Tutto ciò ha portato anche a nuove pesanti restrizioni all’interno, con quarantena per l’83 per cento della popolazione, coprifuoco dalle 21, la possibilità di uscire per fare attività fisica dalle 6 alle 9 del mattino e di uscire, solo previo permesso rilasciato dalla polizia, due volte a settimana (spesa compresa). Una situazione che gli stessi cileni faticano a spiegarsi, dopo l’euforia e l’orgoglio di marzo per essere stati uno tra i paesi con il ritmo di vaccinazione più veloce di tutti. Ma proprio l’entusiasmo in realtà é stato uno dei fattori che ha concorso all’attuale ondata, perché dai più giovani, felici per le vaccinazioni, alle fasce più deboli e anziane, oltre che al personale scolastico, hanno allentato le restrizioni e iniziato ad affollare le strade delle città come se nulla fosse. Inoltre in estate non si é mai arrivati ad un azzeramento dei contagi, ma si é sempre rimasti su un plateau di 1500-1800 casi positivi giornalieri.

Secondo Claudia Cortés, vicepresidente della Società di Infettivologia Cilena, “la situazione che stiamo vivendo ora in Cile é paragonabile a quella vissuta nel Regno Unito al ritorno delle vacanze estive. Senza contare che nei mesi estivi sono state autorizzate, con permessi speciali, 4 e 5 milioni di persone a muoversi per le vacanze in varie aree del paese, dove oggi si hanno i maggiori tassi di ricovero e malati”. E poi ci sono la stanchezza da pandemia e l’insofferenza alle restrizioni, molto rispettate nella prima fase del 2020, ma al costo di un impatto socio-economico pesantissimo, che si é andato ad aggiungere alla situazione di grande conflittualità che alla fine del 2019 aveva portato alle proteste sociali, che avevano messo a ferro e fuoco gran parte delle principali città, con ingenti danni per il commercio e le attività economiche. Per sopravvivere, le persone che lavorano nell’economia informale e non hanno ricevuto alcun tipo di aiuto dallo Stato, hanno continuato ad uscire per lavorare.

Infine, ma non meno importante, c’é il tema delle varianti del coronavirus che hanno iniziato a circolare, soprattutto quella brasiliana.
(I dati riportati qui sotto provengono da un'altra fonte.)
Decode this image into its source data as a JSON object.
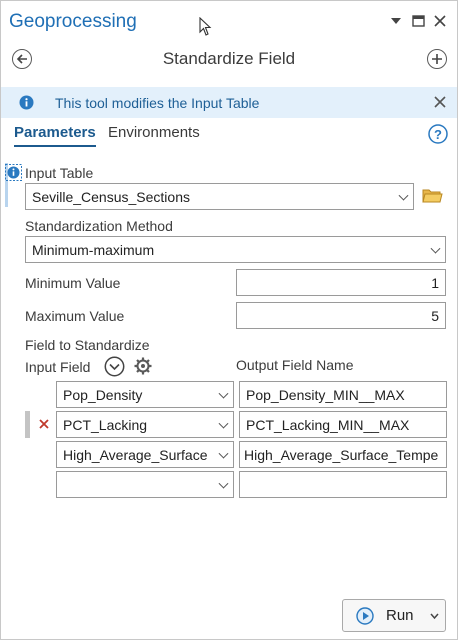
{
  "pane": {
    "title": "Geoprocessing",
    "tool_name": "Standardize Field",
    "info_message": "This tool modifies the Input Table"
  },
  "tabs": [
    {
      "label": "Parameters",
      "active": true
    },
    {
      "label": "Environments",
      "active": false
    }
  ],
  "params": {
    "input_table_label": "Input Table",
    "input_table_value": "Seville_Census_Sections",
    "method_label": "Standardization Method",
    "method_value": "Minimum-maximum",
    "min_label": "Minimum Value",
    "min_value": "1",
    "max_label": "Maximum Value",
    "max_value": "5",
    "field_section_label": "Field to Standardize",
    "input_field_header": "Input Field",
    "output_field_header": "Output Field Name"
  },
  "field_rows": [
    {
      "input": "Pop_Density",
      "output": "Pop_Density_MIN__MAX",
      "selected": false
    },
    {
      "input": "PCT_Lacking",
      "output": "PCT_Lacking_MIN__MAX",
      "selected": true
    },
    {
      "input": "High_Average_Surface",
      "output": "High_Average_Surface_Tempe",
      "selected": false
    },
    {
      "input": "",
      "output": "",
      "selected": false
    }
  ],
  "run_button": {
    "label": "Run"
  },
  "colors": {
    "accent": "#1f6fb5",
    "info_bg": "#e3f0fb",
    "delete_x": "#c0392b"
  }
}
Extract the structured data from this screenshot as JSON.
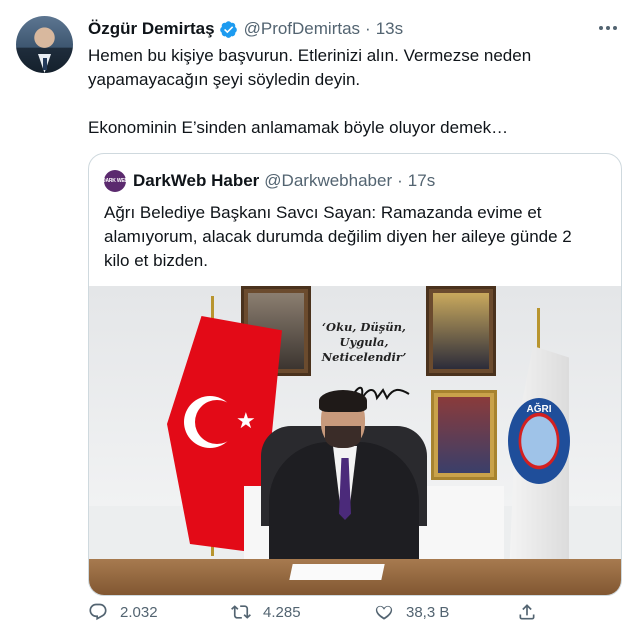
{
  "author": {
    "name": "Özgür Demirtaş",
    "handle": "@ProfDemirtas",
    "separator": "·",
    "time": "13s",
    "verified_color": "#1d9bf0"
  },
  "tweet": {
    "lines": [
      "Hemen bu kişiye başvurun. Etlerinizi alın. Vermezse neden",
      "yapamayacağın şeyi söyledin deyin.",
      "Ekonominin E’sinden anlamamak böyle oluyor demek…"
    ]
  },
  "quote": {
    "avatar_text": "DARK WEB",
    "name": "DarkWeb Haber",
    "handle": "@Darkwebhaber",
    "separator": "·",
    "time": "17s",
    "lines": [
      "Ağrı Belediye Başkanı Savcı Sayan: Ramazanda evime et",
      "alamıyorum, alacak durumda değilim diyen her aileye günde 2",
      "kilo et bizden."
    ],
    "photo": {
      "motto_lines": [
        "‘Oku, Düşün,",
        "Uygula,",
        "Neticelendir’"
      ],
      "emblem_text": "AĞRI"
    }
  },
  "actions": {
    "reply_count": "2.032",
    "retweet_count": "4.285",
    "like_count": "38,3 B"
  },
  "icons": [
    "verified-badge-icon",
    "more-options-icon",
    "reply-icon",
    "retweet-icon",
    "like-icon",
    "share-icon"
  ]
}
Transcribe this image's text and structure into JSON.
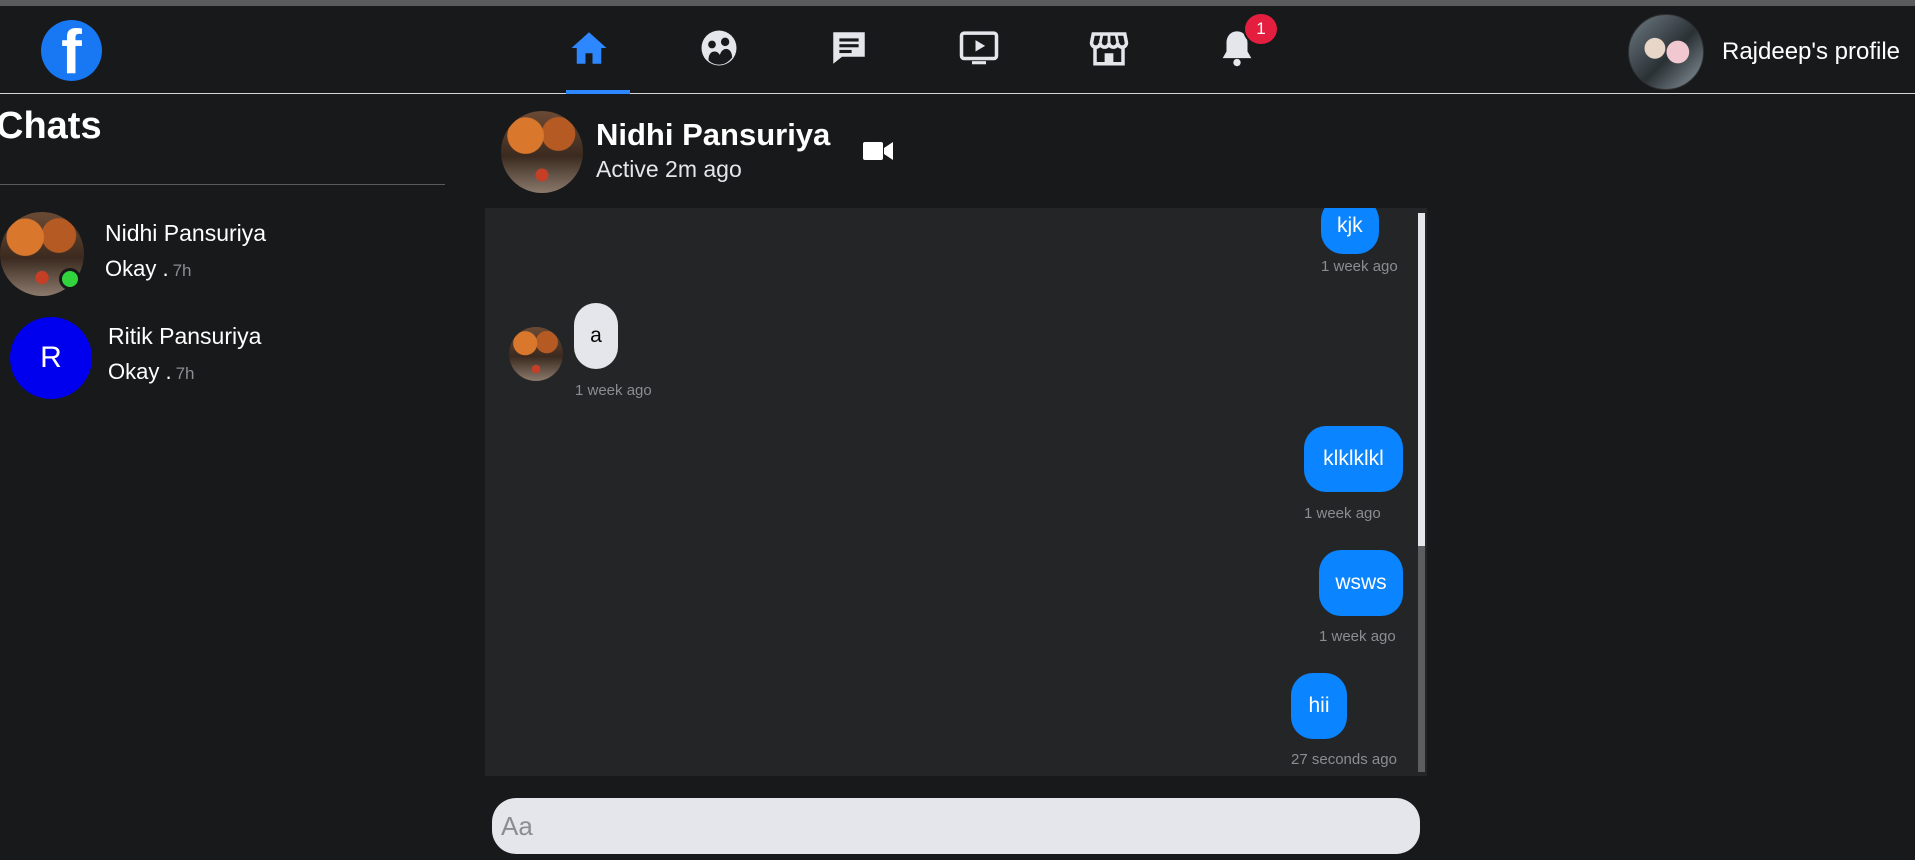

Molti esperti sospettano che sia la responsabile di questa nuova ondata di contagi, grazie alla sua capacità di sfuggire al vaccino. Un dubbio sempre più pressante dopo che la stessa Cina ha ammesso che l’efficacia dei suoi vaccini é bassa. E anche se il ministro cileno delle Scienze e della tecnologia, Andrés Couve, ha difeso l’efficacia del vaccino cinese (delle 15 milioni di dosi di vaccino ricevute in Cile, 13 sono appunto Sinovac), la verità “è che attualmente non abbiamo informazioni a favore dell’efficacia di Sinovac contro le varianti”, spiega al sito interferencia.cl la genetista Florencia Tevy.

“In Cile non abbiamo un numero sulla prevalenza di questa variante. Le uniche osservazioni che conosco sono quelle riportatemi dai medici che lavorano in prima linea, che osservano un diverso quadro clinico rispetto al 2020, ma non possiamo sapere se c’è un collegamento tra le due cose”. È anche vero che, come rileva Juan Carlos Said, dell’Imperial College di Londra, l’immunità più forte si raggiunge dopo la seconda dose di vaccino e per vedere “calare il numero di morti e ricoveri, bisognerà avere l’80 per cento della popolazione vaccinata”. Le prossime settimane saranno quindi decisive.